At their headquarters by the banks of Lake Geneva, UEFA recently spent a day outlining the progress of their Financial Fairplay (FFP) rules, arguably football’s most significant act of governance in living memory. The rules require clubs in UEFA competition to have limited their losses in the two previous financial years to a maximum of €45million, if that is covered by an owner. If there is no rich man to bankroll a club, the total losses in the 2012 and 2013 financial years can amount to only €5m.
That represents a genuine culture change; a final “wake-up call,” as UEFAs general-secretary, Gianni Infantino, put it, from the free-spending years. UEFA’s report, a collation of the 2009-10 accounts of Europe’s top-division clubs, showed that across a game still phenomenally popular and commercially booming, the clubs cannot help but spend too much on players’ wages, and recorded a total net loss of €1.6billion.
A multi-coloured blizzard of graphs went on to illustrate the depth of these losses. Income across the top leagues has continued to grow to a new record every year – in 2010 the figure was €12.8bn, up by €800m from 2009.
Yet total costs, of which players’ wages are still by far the biggest element, increased, by over €1bn to €14.4bn. The top-division clubs’ losses deepened by almost €1bn in just two years since 2008, when the loss was €649m, to 2010’s glaring €1.6bn.
UEFA presented all this to demonstrate the need for a change; to show, Infantino said, that across European football there was “a potential crisis, like the crisis in the European economy generally”.
It was striking to see how assertively UEFA outlined this case, and its stated determination to enforce them firmly, with a range of sanctions, up to the most serious one of banning a club from taking part in the Champions or Europa Leagues.
Alasdair Bell, UEFA’s head of legal affairs, said that, having invested so much of the organisation’s time and reputation on introducing these rules, they will have “no credibility” if they do not enforce them with sanctions substantial enough to make clubs comply. There has been talk that clubs hit with sanctions will challenge the rules legally, arguing it is a restraint of trade for UEFA to prevent them spending and investing money as they wish.
Bell said he had spent a great deal of time trying to ensure that the rules are framed in a way which gives them the best chance of being upheld as legal. Principally UEFA believes that because the objectives of the rules are positive and constructive – that they “encourage responsible spending for the long-term benefit of football, protect clubs’ creditors, improve the economic and financial capability of clubs, increasing their transparency and credibility” – the EU will be inclined to uphold them as reasonable.
From an English perspective, where the combination of Premier League financial might and general anti-European sentiment has depicted the rules as a Michel Platini-inspired attack, it was enlightening to hear Infantino outline the positive vision behind them. The rules allow clubs, and their owners, to spend unlimited amounts on stadiums, youth developmentand infrastructure.

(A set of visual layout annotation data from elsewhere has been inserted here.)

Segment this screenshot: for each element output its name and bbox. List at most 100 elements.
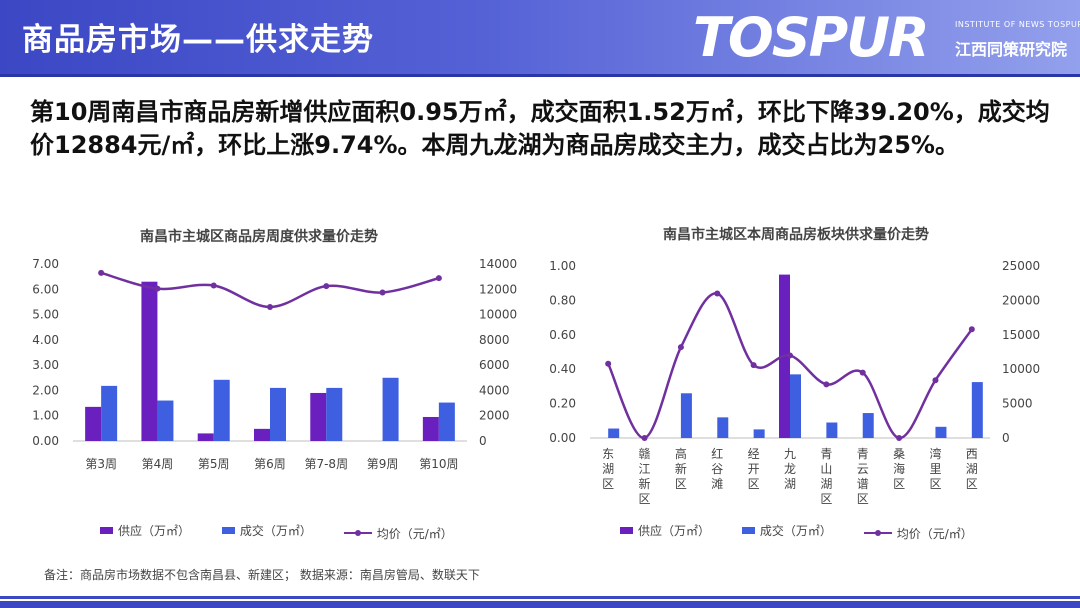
- x-tick-label: 高: [675, 446, 687, 461]
- x-tick-label: 山: [820, 462, 832, 476]
- chart2-title: 南昌市主城区本周商品房板块供求量价走势: [663, 227, 929, 243]
- x-tick-label: 湖: [602, 461, 614, 476]
- legend-price: 均价（元/㎡）: [863, 525, 973, 542]
- price-point: [714, 290, 721, 297]
- legend-supply-label: 供应（万㎡）: [638, 524, 711, 538]
- price-point: [677, 344, 684, 351]
- deal-bar: [862, 413, 874, 438]
- price-line: [607, 292, 973, 440]
- y-left-tick-label: 0.80: [549, 293, 576, 307]
- y-left-tick-label: 0.60: [549, 328, 576, 342]
- y-right-tick-label: 5000: [1002, 397, 1033, 411]
- legend-deal-swatch: [741, 527, 755, 534]
- summary-headline: 第10周南昌市商品房新增供应面积0.95万㎡，成交面积1.52万㎡，环比下降39…: [30, 98, 1050, 159]
- deal-bar: [382, 377, 399, 441]
- legend-supply-label: 供应（万㎡）: [118, 524, 191, 538]
- y-left-tick-label: 3.00: [32, 358, 59, 372]
- x-tick-label: 区: [857, 492, 869, 506]
- deal-bar: [753, 429, 765, 438]
- x-tick-label: 区: [820, 492, 832, 506]
- x-tick-label: 湖: [784, 476, 796, 491]
- deal-bar: [326, 387, 343, 441]
- y-right-tick-label: 20000: [1002, 293, 1040, 307]
- deal-bar: [971, 382, 983, 438]
- header-divider: [0, 74, 1080, 77]
- x-tick-label: 第4周: [142, 457, 174, 471]
- x-tick-label: 龙: [784, 462, 796, 476]
- x-tick-label: 云: [857, 462, 869, 476]
- price-point: [641, 435, 648, 441]
- deal-bar: [157, 400, 174, 441]
- x-tick-label: 东: [602, 447, 614, 461]
- x-tick-label: 红: [711, 446, 723, 461]
- x-tick-label: 江: [639, 462, 651, 476]
- y-left-tick-label: 4.00: [32, 333, 59, 347]
- y-right-tick-label: 0: [1002, 431, 1010, 445]
- legend-supply: 供应（万㎡）: [620, 522, 710, 539]
- x-tick-label: 谱: [857, 477, 869, 491]
- x-tick-label: 滩: [711, 477, 723, 491]
- y-left-tick-label: 0.40: [549, 362, 576, 376]
- y-right-tick-label: 10000: [479, 308, 517, 322]
- y-left-tick-label: 2.00: [32, 383, 59, 397]
- x-tick-label: 开: [748, 462, 760, 476]
- legend-deal: 成交（万㎡）: [741, 522, 832, 539]
- x-tick-label: 桑: [893, 447, 905, 461]
- footer-rule-bottom: [0, 601, 1080, 608]
- y-left-tick-label: 5.00: [32, 308, 59, 322]
- price-point: [323, 283, 330, 290]
- page-title: 商品房市场——供求走势: [22, 22, 374, 58]
- y-left-tick-label: 6.00: [32, 282, 59, 296]
- x-tick-label: 第9周: [367, 457, 399, 471]
- x-tick-label: 青: [820, 447, 832, 461]
- legend-supply-swatch: [100, 527, 113, 534]
- x-tick-label: 区: [929, 477, 941, 491]
- x-tick-label: 里: [929, 462, 941, 476]
- x-tick-label: 第6周: [254, 457, 286, 471]
- x-tick-label: 海: [893, 461, 905, 476]
- y-left-tick-label: 1.00: [549, 259, 576, 273]
- x-tick-label: 区: [602, 477, 614, 491]
- x-tick-label: 谷: [711, 462, 723, 476]
- price-point: [750, 362, 757, 369]
- price-point: [435, 275, 442, 282]
- price-point: [823, 381, 830, 388]
- x-tick-label: 区: [966, 477, 978, 491]
- supply-bar: [254, 428, 270, 441]
- logo-subtitle-en: INSTITUTE OF NEWS TOSPUR: [955, 20, 1080, 29]
- x-tick-label: 第7-8周: [304, 457, 348, 471]
- x-tick-label: 九: [784, 447, 796, 461]
- legend-deal-label: 成交（万㎡）: [759, 524, 832, 538]
- y-right-tick-label: 15000: [1002, 328, 1040, 342]
- legend-supply: 供应（万㎡）: [100, 522, 190, 539]
- y-left-tick-label: 0.00: [32, 434, 59, 448]
- x-tick-label: 区: [748, 477, 760, 491]
- y-right-tick-label: 6000: [479, 358, 510, 372]
- x-tick-label: 新: [675, 461, 687, 476]
- price-point: [896, 435, 903, 441]
- legend-price: 均价（元/㎡）: [343, 525, 453, 542]
- x-tick-label: 新: [639, 476, 651, 491]
- chart1-weekly: 0.00 1.00 2.00 3.00 4.00 5.00 6.00 7.00 0 2000 400…: [32, 257, 517, 471]
- deal-bar: [717, 417, 729, 438]
- y-right-tick-label: 0: [479, 434, 487, 448]
- price-point: [787, 352, 793, 359]
- legend-deal: 成交（万㎡）: [221, 522, 312, 539]
- supply-bar: [422, 416, 439, 441]
- deal-bar: [680, 393, 692, 438]
- footnote: 备注：商品房市场数据不包含南昌县、新建区； 数据来源：南昌房管局、数联天下: [44, 568, 480, 582]
- price-point: [210, 282, 217, 289]
- x-tick-label: 第10周: [419, 457, 458, 471]
- x-tick-label: 湾: [929, 446, 941, 461]
- deal-bar: [438, 402, 455, 441]
- legend-deal-swatch: [221, 527, 235, 534]
- y-right-tick-label: 25000: [1002, 259, 1040, 273]
- chart1-title: 南昌市主城区商品房周度供求量价走势: [140, 229, 378, 245]
- price-point: [859, 369, 866, 376]
- y-right-tick-label: 8000: [479, 333, 510, 347]
- y-left-tick-label: 0.20: [549, 397, 576, 411]
- deal-bar: [826, 422, 838, 438]
- price-point: [154, 285, 161, 292]
- supply-bar: [197, 433, 214, 441]
- legend-supply-swatch: [620, 527, 633, 534]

The idea is to move towards more stable planning, rather than lurch between transfer windows, desperately seeking new rich buyers to scoop up losses. As for the Premier League, in which competition has arrived to challenge Manchester United’s dominance only because of the sums sunk in by the oil-rich owners of Chelsea and Manchester City, UEFA argues that is not a sustainable way to make a league competitive.
How UEFA can do that – rather than find that their rules cement the dominance of the clubs making the most money – may be the greatest challenge.